言又生險些慘叫出聲,剛張嘴便被趙高陽狠狠捂住了。
明明那般黑,眼前什麼都看不見。可是他那瞬間竟仿佛看見了對麵女子張牙舞爪、氣急敗壞的模樣,他甚至聽見那女子仿佛惡狠狠說了一句:“臭流氓!”
言又生按住被咬的手,心中怒氣滾滾,狠狠瞪著趙高陽。
要不是顧忌到現在這情勢,他真想將這女人掐死——
真是狗咬呂洞賓,不識好人心!
剛這樣想著,便聽見寺廟大門處傳來說話聲。
聲音由遠及近傳來,他們似乎在庭院之中站住了,有一男子沉聲道:“這裏有馬,秦護法小心,隻怕這廟裏有人!”
“怕什麼,先進去看看再說。”
三人躲在後麵,隻聽得那聲音越來越近,有光亮傳來,照得眼下是一片影影綽綽。
來人手持火把,款款走了進來,聽那聲音和動靜,起碼有五六個人。
此時,卻聽得一片摩挲之聲,他們的東西被人掀翻,有人粗著嗓音道:“秦護法,這裏還有東西,想必這些人沒有走遠。”

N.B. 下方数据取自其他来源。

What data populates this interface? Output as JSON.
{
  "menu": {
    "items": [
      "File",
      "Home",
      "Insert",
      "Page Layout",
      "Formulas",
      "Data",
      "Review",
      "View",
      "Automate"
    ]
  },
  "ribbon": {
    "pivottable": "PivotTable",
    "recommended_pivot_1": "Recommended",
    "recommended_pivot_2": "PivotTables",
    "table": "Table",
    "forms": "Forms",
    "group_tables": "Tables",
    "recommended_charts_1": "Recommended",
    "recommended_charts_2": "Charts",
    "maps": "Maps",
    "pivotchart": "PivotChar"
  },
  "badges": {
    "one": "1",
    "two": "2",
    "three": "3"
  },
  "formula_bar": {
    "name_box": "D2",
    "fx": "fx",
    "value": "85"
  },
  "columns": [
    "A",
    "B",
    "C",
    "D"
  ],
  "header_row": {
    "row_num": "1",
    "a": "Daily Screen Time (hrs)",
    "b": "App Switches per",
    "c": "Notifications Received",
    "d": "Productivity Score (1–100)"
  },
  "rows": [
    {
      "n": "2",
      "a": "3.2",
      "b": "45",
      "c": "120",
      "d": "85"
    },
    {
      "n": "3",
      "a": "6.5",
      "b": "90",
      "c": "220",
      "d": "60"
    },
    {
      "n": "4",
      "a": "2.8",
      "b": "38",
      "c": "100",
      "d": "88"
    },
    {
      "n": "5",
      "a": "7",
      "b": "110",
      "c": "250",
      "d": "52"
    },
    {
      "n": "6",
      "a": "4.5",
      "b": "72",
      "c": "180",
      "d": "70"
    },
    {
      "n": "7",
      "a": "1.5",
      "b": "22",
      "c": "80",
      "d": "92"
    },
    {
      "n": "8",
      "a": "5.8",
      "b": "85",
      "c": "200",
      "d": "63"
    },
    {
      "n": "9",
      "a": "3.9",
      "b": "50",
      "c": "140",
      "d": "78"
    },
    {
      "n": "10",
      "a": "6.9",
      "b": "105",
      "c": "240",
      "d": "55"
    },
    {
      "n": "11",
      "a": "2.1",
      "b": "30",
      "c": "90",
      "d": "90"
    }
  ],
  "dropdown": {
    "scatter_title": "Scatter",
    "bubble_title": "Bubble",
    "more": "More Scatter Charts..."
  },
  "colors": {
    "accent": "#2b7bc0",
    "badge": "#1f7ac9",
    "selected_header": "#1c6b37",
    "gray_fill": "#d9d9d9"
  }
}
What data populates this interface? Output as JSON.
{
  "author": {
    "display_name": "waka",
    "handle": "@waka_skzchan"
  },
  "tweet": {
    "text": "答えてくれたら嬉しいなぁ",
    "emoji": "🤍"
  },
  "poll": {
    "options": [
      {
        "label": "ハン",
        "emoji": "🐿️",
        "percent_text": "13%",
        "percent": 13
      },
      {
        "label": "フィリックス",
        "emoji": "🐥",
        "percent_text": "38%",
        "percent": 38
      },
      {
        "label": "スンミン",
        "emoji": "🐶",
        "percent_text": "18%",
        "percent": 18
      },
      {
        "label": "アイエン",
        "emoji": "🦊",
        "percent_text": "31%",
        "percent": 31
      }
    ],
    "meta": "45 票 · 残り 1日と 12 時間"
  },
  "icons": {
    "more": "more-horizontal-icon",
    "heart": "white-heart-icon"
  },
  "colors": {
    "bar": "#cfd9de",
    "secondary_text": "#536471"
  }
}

聽得一道柔柔的女聲響起,“天色已晚,又是如此荒林之中,隻怕對方也不是什麼良善之輩。”
那個聲音——
言又生登時睜大了眼睛,似是極為驚愕。趙高陽見此,趕忙用唇形道:“你認識?”
言又生咬著牙,點了點頭。
這個女子,正是當日他們下了船之後,宛若人間蒸發的李茗禾!
他還以為李茗禾那般貪圖榮華富貴的女人,定是跟著那納蘭祁走了。
可是方才聽那男子聲音,不像是納蘭祁等人啊。
言又生一時也摸不清對方是什麼身份,隻能按下心頭的疑慮。
隻聽得另外的聲音:“秦護法,這幫人一見了我們便鬼鬼祟祟藏起來,怕不是什麼好人。”
李茗禾輕聲一笑,她似乎愈發美了,如果說之前李茗禾如溫室的一朵含苞待放玉蘭,那麼現在的李茗禾,便是完全綻放的罌粟。她紅唇點絳,眉青如黛,眼中多了幾分妖媚。
她的視線輕飄飄落在那尊金身佛像身後,蓮步微挪,走到那佛像跟前,“那不如把他們找出來,問一問便是了。”
聽著那越來越近的腳步聲,三個人的心瞬間提到了嗓子眼裏。而此刻趙高陽手裏拽著長劍,隻覺得手心裏都是冷汗。
“秦護法,這些人固執得很,不肯主動出來呢。”李茗禾莞爾一笑,眼波流轉。
那被喚作秦護法的男人有些矮小,臉色赤紅,莫名有一股陰冷之氣。
他將一側的弓箭拿了出來,遞到了李茗禾手裏,“前日裏教過你的,你來試試。”
李茗禾含笑接過,細長的手指如玉一般通透,眼睛裏的笑卻是冷的。
她將那弓拉滿了,對準了佛像的眼睛,溫柔之下卻似乎藏著漫不經心的殺意,道:“我數三個數,若是再不出來,我便要動手了。”